Finman Gen, Ass. Corp. vs Court of Appeals and Surposa, GR No. 100970, September 02, 1992

Subject: Obligations and Contracts

FACTS

It appears on record that on October 22, 1986, deceased, Carlie Surposa was insured with petitioner Finman General Assurance Corporation under Finman General Teachers Protection Plan Master Policy No. 2005 and Individual Policy No. 08924 with his parents, spouses Julia and Carlos Surposa, and brothers Christopher, Charles, Chester and Clifton, all surnamed, Surposa, as beneficiaries.

While said insurance policy was in full force and effect, the insured, Carlie Surposa, died on October 18, 1988 as a result of a stab wound inflicted by one of the three (3) unidentified men without provocation and warning on the part of the former as he and his cousin, Winston Surposa, were waiting for a ride on their way home along Rizal-Locsin Streets, Bacolod City after attending the celebration of the "Maskarra Annual Festival."

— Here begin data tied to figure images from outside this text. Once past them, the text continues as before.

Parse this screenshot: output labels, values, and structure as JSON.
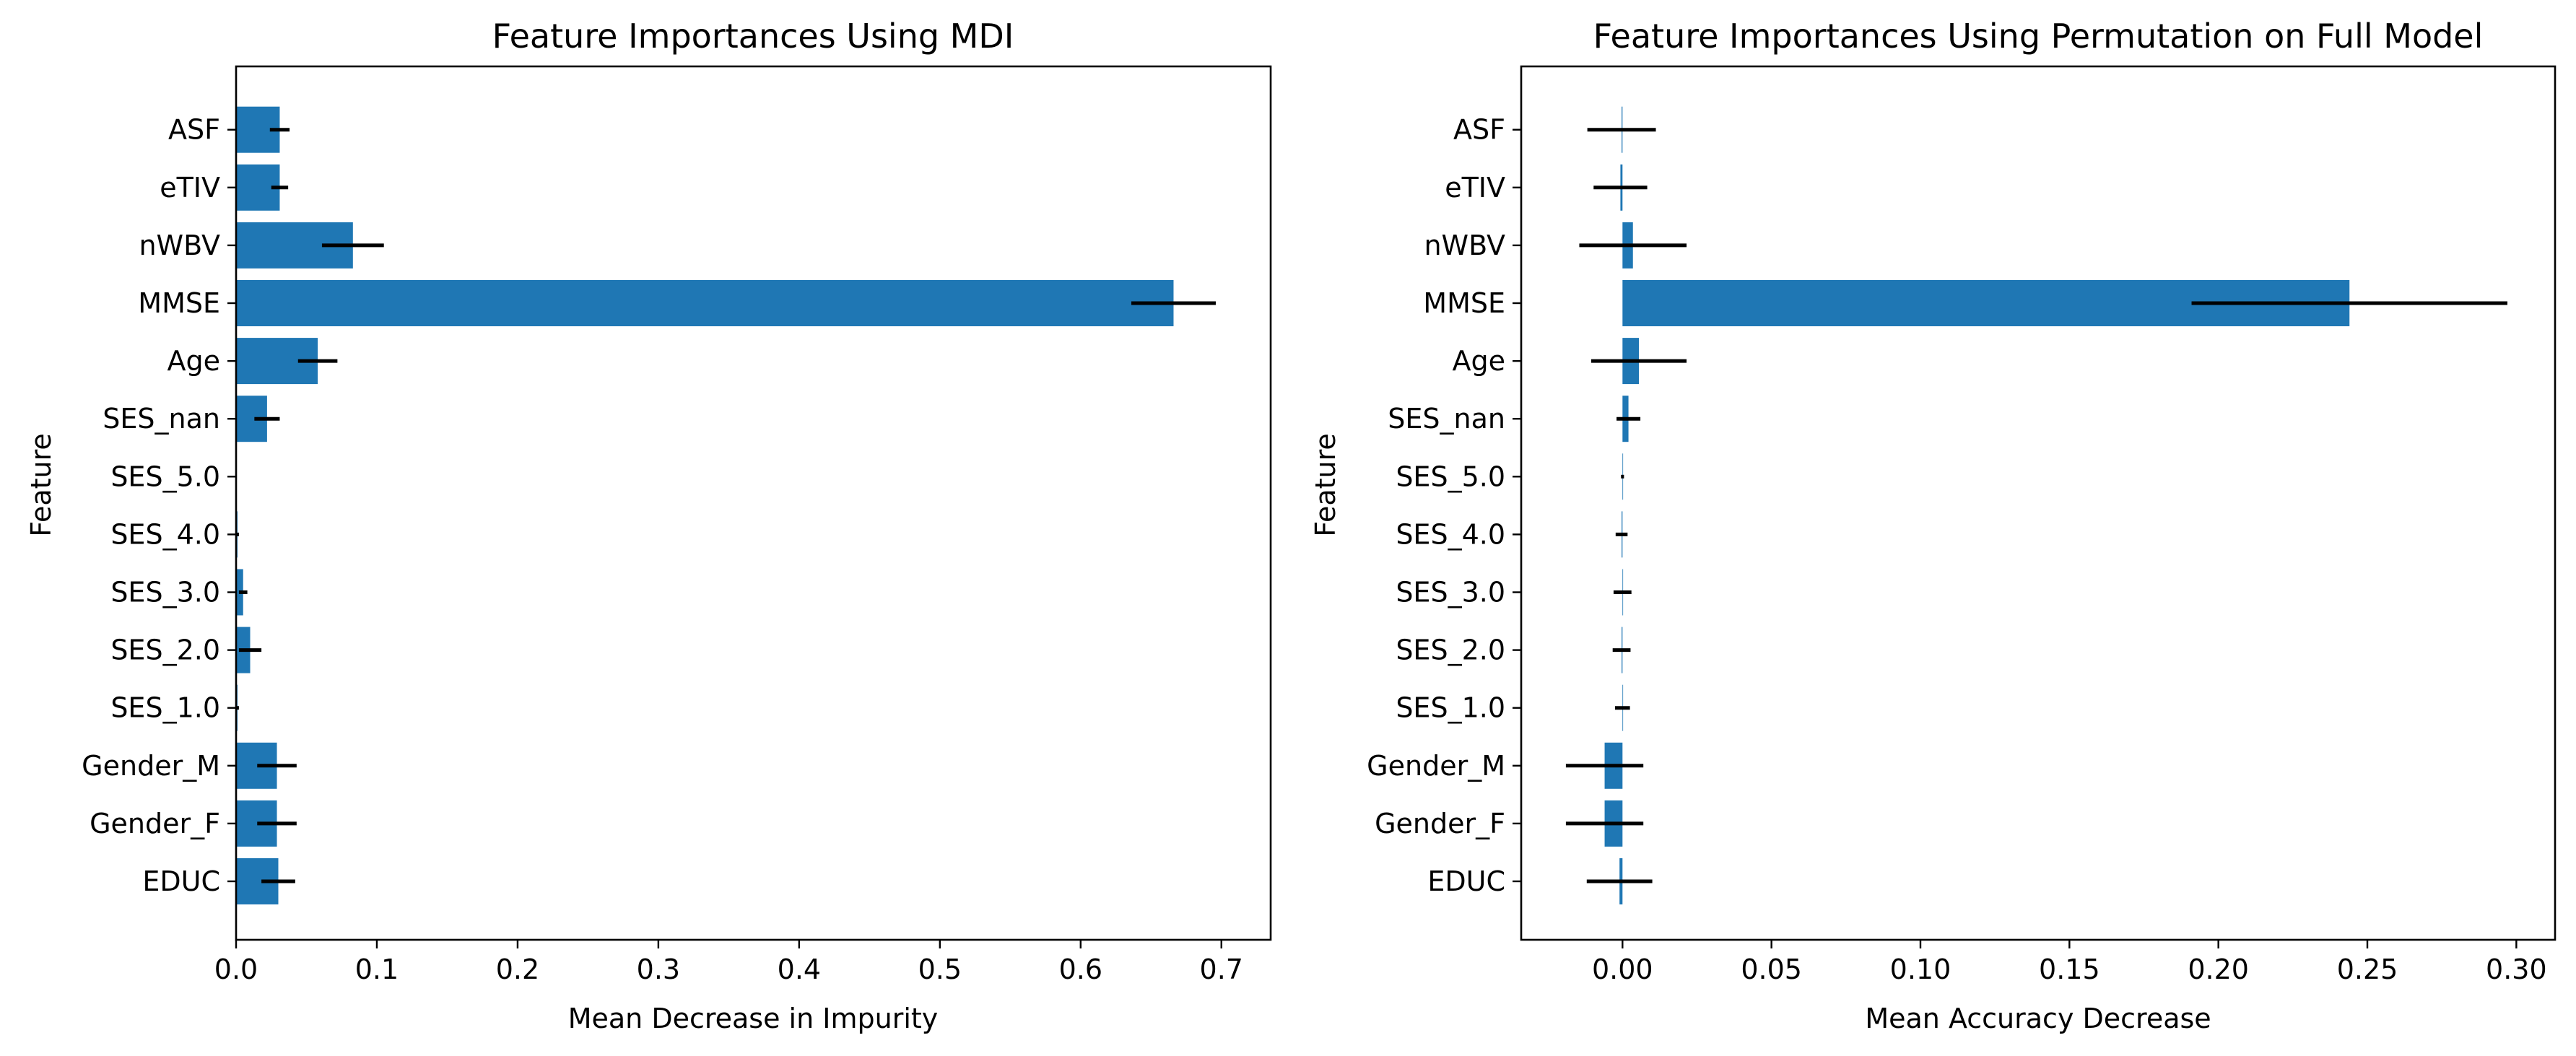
{
  "chart_data": [
    {
      "type": "bar",
      "orientation": "horizontal",
      "title": "Feature Importances Using MDI",
      "xlabel": "Mean Decrease in Impurity",
      "ylabel": "Feature",
      "categories": [
        "EDUC",
        "Gender_F",
        "Gender_M",
        "SES_1.0",
        "SES_2.0",
        "SES_3.0",
        "SES_4.0",
        "SES_5.0",
        "SES_nan",
        "Age",
        "MMSE",
        "nWBV",
        "eTIV",
        "ASF"
      ],
      "values": [
        0.03,
        0.029,
        0.029,
        0.001,
        0.01,
        0.005,
        0.001,
        0.0,
        0.022,
        0.058,
        0.666,
        0.083,
        0.031,
        0.031
      ],
      "errors": [
        0.012,
        0.014,
        0.014,
        0.001,
        0.008,
        0.003,
        0.001,
        0.0,
        0.009,
        0.014,
        0.03,
        0.022,
        0.006,
        0.007
      ],
      "xlim": [
        0.0,
        0.735
      ],
      "xticks": [
        0.0,
        0.1,
        0.2,
        0.3,
        0.4,
        0.5,
        0.6,
        0.7
      ],
      "xtick_labels": [
        "0.0",
        "0.1",
        "0.2",
        "0.3",
        "0.4",
        "0.5",
        "0.6",
        "0.7"
      ],
      "bar_color": "#1f77b4",
      "error_color": "#000000",
      "grid": false
    },
    {
      "type": "bar",
      "orientation": "horizontal",
      "title": "Feature Importances Using Permutation on Full Model",
      "xlabel": "Mean Accuracy Decrease",
      "ylabel": "Feature",
      "categories": [
        "EDUC",
        "Gender_F",
        "Gender_M",
        "SES_1.0",
        "SES_2.0",
        "SES_3.0",
        "SES_4.0",
        "SES_5.0",
        "SES_nan",
        "Age",
        "MMSE",
        "nWBV",
        "eTIV",
        "ASF"
      ],
      "values": [
        -0.001,
        -0.006,
        -0.006,
        0.0,
        -0.0003,
        0.0,
        -0.0003,
        0.0,
        0.002,
        0.0055,
        0.244,
        0.0035,
        -0.0007,
        -0.0003
      ],
      "errors": [
        0.011,
        0.013,
        0.013,
        0.0025,
        0.003,
        0.003,
        0.002,
        0.0005,
        0.004,
        0.016,
        0.053,
        0.018,
        0.009,
        0.0115
      ],
      "xlim": [
        -0.034,
        0.313
      ],
      "xticks": [
        0.0,
        0.05,
        0.1,
        0.15,
        0.2,
        0.25,
        0.3
      ],
      "xtick_labels": [
        "0.00",
        "0.05",
        "0.10",
        "0.15",
        "0.20",
        "0.25",
        "0.30"
      ],
      "bar_color": "#1f77b4",
      "error_color": "#000000",
      "grid": false
    }
  ]
}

Thereafter, private respondent and the other beneficiaries of said insurance policy filed a written notice of claim with the petitioner insurance company which denied said claim contending that murder and assault are not within the scope of the coverage of the insurance policy.

ISSUE

Whether or not the said death was committed with deliberate intent which, by the very nature of a personal accident insurance policy, cannot be indemnified.

RULING

No.

Under the law (Art 1377, NCC), the interpretation of obscure words or stipulations in a contract shall not favor the party who caused the obscurity.

In this case, the insurance company is liable to pay respondent and other beneficiaries the sum of P15,000 representing the proceeds of the policy with interest. The principle of expresso union est exclusio alterius—the mention of one thing implies the exclusion of another thing—is, therefore, applicable in the instant case since murder and assault, not having been expressly included in the enumeration of the circumstances that would negate liability in said insurance policy, cannot be considered by implication to discharge the petitioner insurance company from liability for any inquiry, disability or loss suffered by insured. The failure of the petitioner insurance company to include death resulting from murder or assault among the prohibited risks leads inevitably to the conclusion that it did not intend to limit or exempt itself from liability for such death. Moreover, it is well-settled that contracts of insurance are to be construed liberally in favor of the insured and strictly against the insurer. Ambiguity in the words of an insurance contract should be interpreted in favor of its beneficiary.